Nestes dias da Páscoa, talvez haja ainda quem se pergunte pela verdadeira causa da morte de Jesus. Para lá da resposta jurídica, sobre qual a transgressão da lei que lhe mereceu a pena capital, ou da razão teológica, que responde que morreu por causa dos nossos pecados, ocorre olhar, antes dessas reflexões elaboradas, numa direcção mais próxima da vida.
As narrativas evangélicas apresentam-nos um Jesus a braços com o seu destino de viver em pleno a sua humanidade, diante de Deus e em circunstâncias irrepetíveis, como as de todo o ser humano. A morte de Jesus foi, antes de mais a sua morte pessoal, e não o processo impessoal de um destino alheio. Os textos mostram-no-lo como um ser humano muito senhor das circunstâncias, jogando com a ambiguidade de ser simultaneamente julgado e julgador. Por um lado, objecto de um juízo iníquo e, por outro lado, juiz diante de quem todas as iniquidades são desmascaradas. Pela sua palavra e sobretudo pelo seu silêncio diante dos julgadores, ele é um personagem absolutamente único de um drama único.
Por isso, antes de vermos a morte de Jesus no contexto da redenção do mundo, temos de a ver como a morte pessoal de alguém que viveu de uma maneira única. Antes de ser qualquer outra coisa, a morte é para Jesus a consumação do seu viver, a coroa de um destino pessoal. Jesus sabia certamente isso e é essa consciência que explica o seu silêncio diante de Pilatos, quando uma palavra o podia salvar, ou as suas afirmações sobre a sua identidade de “Filho de Deus” ou a sua identificação com a figura do “filho do homem”, quando o silêncio o podia ilibar. O processo é a coroação de uma existência que, em todos os seus momentos, foi a transparência, na visibilidade deste mundo, da palavra da Vida que a si mesma se revela.

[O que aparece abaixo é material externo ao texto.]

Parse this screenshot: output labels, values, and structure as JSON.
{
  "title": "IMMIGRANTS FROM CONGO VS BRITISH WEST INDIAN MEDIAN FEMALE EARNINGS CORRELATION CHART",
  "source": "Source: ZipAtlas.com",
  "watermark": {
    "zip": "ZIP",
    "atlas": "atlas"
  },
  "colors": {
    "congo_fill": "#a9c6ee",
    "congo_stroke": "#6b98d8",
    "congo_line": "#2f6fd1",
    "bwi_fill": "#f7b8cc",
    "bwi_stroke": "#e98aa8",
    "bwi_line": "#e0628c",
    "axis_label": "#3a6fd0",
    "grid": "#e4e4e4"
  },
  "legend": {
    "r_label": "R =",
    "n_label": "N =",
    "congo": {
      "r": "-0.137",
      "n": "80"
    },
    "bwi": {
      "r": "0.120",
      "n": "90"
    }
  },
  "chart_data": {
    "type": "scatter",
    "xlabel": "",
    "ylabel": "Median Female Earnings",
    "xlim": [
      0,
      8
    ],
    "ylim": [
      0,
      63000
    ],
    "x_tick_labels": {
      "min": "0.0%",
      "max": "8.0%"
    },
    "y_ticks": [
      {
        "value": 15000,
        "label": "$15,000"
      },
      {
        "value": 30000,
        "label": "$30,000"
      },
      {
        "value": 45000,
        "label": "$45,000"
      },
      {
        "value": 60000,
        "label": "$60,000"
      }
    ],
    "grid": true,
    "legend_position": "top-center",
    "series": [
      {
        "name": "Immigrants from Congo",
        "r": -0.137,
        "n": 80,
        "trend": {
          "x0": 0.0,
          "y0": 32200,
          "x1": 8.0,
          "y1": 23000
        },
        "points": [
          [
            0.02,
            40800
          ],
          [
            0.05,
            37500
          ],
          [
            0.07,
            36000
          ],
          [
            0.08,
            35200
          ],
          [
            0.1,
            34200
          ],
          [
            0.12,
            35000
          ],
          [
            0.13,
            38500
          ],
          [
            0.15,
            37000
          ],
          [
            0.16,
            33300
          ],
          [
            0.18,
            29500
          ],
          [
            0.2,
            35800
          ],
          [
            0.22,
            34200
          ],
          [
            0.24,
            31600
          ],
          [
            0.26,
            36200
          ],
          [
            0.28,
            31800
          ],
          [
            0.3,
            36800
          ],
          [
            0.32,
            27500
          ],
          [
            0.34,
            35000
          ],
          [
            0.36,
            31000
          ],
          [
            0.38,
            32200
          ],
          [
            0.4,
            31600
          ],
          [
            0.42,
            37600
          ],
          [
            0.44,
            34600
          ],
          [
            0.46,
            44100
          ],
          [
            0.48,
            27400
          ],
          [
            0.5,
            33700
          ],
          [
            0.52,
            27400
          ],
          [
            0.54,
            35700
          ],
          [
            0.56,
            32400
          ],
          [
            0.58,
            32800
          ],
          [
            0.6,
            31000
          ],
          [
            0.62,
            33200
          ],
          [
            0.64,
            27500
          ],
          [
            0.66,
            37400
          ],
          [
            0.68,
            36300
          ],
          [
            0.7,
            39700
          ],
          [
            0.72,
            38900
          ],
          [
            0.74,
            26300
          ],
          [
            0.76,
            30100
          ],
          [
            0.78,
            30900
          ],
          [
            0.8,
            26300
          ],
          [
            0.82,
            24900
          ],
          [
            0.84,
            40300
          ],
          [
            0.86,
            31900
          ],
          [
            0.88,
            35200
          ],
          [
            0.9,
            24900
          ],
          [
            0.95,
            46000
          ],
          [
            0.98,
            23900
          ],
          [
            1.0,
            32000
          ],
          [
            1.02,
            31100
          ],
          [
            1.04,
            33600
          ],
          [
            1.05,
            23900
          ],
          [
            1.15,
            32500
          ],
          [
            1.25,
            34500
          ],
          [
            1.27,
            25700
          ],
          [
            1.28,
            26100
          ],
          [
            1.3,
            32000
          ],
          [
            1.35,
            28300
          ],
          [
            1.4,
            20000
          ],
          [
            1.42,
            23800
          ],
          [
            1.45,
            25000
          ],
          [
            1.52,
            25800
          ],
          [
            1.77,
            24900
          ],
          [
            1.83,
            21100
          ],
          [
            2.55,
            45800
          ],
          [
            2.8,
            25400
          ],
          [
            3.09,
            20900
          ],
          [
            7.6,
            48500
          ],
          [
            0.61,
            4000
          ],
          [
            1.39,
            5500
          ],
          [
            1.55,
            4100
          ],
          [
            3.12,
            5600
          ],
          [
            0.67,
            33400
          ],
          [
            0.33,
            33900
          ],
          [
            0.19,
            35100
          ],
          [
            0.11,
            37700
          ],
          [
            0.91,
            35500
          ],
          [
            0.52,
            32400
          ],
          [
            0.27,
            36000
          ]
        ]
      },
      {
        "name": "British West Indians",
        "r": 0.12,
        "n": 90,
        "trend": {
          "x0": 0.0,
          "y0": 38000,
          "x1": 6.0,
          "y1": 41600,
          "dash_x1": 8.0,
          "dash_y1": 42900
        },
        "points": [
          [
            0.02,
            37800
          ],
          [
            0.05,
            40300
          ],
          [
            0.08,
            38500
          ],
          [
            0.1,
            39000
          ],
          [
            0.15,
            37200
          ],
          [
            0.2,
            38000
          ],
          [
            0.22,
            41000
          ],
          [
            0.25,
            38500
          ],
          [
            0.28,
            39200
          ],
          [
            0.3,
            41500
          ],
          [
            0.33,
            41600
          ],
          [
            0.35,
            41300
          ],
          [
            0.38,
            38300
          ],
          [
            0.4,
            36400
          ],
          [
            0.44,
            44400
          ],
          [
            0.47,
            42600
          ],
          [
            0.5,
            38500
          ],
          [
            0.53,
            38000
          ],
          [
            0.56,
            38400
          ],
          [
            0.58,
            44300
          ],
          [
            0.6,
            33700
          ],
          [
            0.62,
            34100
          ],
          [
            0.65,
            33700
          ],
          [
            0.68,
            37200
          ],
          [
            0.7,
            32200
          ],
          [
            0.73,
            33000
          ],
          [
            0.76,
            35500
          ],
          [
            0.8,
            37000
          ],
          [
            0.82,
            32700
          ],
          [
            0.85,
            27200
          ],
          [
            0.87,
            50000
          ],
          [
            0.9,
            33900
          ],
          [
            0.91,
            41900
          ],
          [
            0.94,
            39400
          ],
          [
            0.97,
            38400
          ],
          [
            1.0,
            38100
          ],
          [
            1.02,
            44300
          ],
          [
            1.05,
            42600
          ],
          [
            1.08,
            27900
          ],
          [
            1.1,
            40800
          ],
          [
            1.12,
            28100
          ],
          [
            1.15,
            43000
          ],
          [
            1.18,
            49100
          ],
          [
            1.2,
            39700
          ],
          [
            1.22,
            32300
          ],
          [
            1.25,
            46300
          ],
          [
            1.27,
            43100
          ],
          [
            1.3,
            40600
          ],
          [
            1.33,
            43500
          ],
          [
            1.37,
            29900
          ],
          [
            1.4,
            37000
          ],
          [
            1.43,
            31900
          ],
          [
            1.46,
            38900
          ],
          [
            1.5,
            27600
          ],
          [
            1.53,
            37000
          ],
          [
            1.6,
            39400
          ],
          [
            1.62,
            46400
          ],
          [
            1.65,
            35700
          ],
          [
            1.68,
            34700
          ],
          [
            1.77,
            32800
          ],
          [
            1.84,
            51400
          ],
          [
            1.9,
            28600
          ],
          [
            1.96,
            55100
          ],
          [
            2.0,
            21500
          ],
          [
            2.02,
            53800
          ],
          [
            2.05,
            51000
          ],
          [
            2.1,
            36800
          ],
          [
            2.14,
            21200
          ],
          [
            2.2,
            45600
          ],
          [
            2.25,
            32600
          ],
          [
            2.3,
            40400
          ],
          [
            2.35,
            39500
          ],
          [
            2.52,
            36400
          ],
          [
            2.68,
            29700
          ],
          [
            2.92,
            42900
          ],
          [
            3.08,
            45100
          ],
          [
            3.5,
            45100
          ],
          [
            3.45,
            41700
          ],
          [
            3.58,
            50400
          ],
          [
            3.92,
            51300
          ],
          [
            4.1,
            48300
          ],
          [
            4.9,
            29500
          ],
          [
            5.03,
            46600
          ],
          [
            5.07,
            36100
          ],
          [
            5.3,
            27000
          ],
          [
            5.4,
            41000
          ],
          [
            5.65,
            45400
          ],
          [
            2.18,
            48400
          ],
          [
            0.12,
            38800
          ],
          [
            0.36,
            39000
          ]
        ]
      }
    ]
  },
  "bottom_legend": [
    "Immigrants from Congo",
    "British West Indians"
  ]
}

E então a morte de Jesus não tem a ver com a redenção da humanidade pecadora? Tem, mas numa interpretação diferente da do “resgate” dos pecados da humanidade, por uma morte em vez dos culpados. Jesus realmente morre pelos nossos pecados, mas num sentido diferente. Morre num processo iníquo, porque as estruturas de pecado se voltam contra alguém que, no seu viver, mostrou a plena bondade e a justiça perfeita. Jesus supera o pecado porque, na sua humanidade, viveu o amor aos outros e a Deus de uma forma sublime. Onde a liberdade de todos os outros fracassou, a liberdade de Jesus afirmou-se de maneira irrepreensível.
Como é que a redenção se realiza em nosso favor? Não de maneira automática e impessoal, como uma repartição dos méritos de Cristo, por ocasião dos sacramentos. A redenção torna-se nossa quando aceitamos a graça de fazer existencialmente o caminho de Jesus, quer dizer, o caminho da liberdade que se eleva acima da história do pecado, que é a impotência do desejo humano e o fracasso do ser humano como sujeito do seu próprio viver, como vocação ao amor aos outros e a Deus.
Mesmo assim, nunca acabaremos de contemplar a razão pela qual o destino pessoal de Jesus se consumou num sofrimento indescritível, na lonjura de Deus e no abandono humano mais extremo.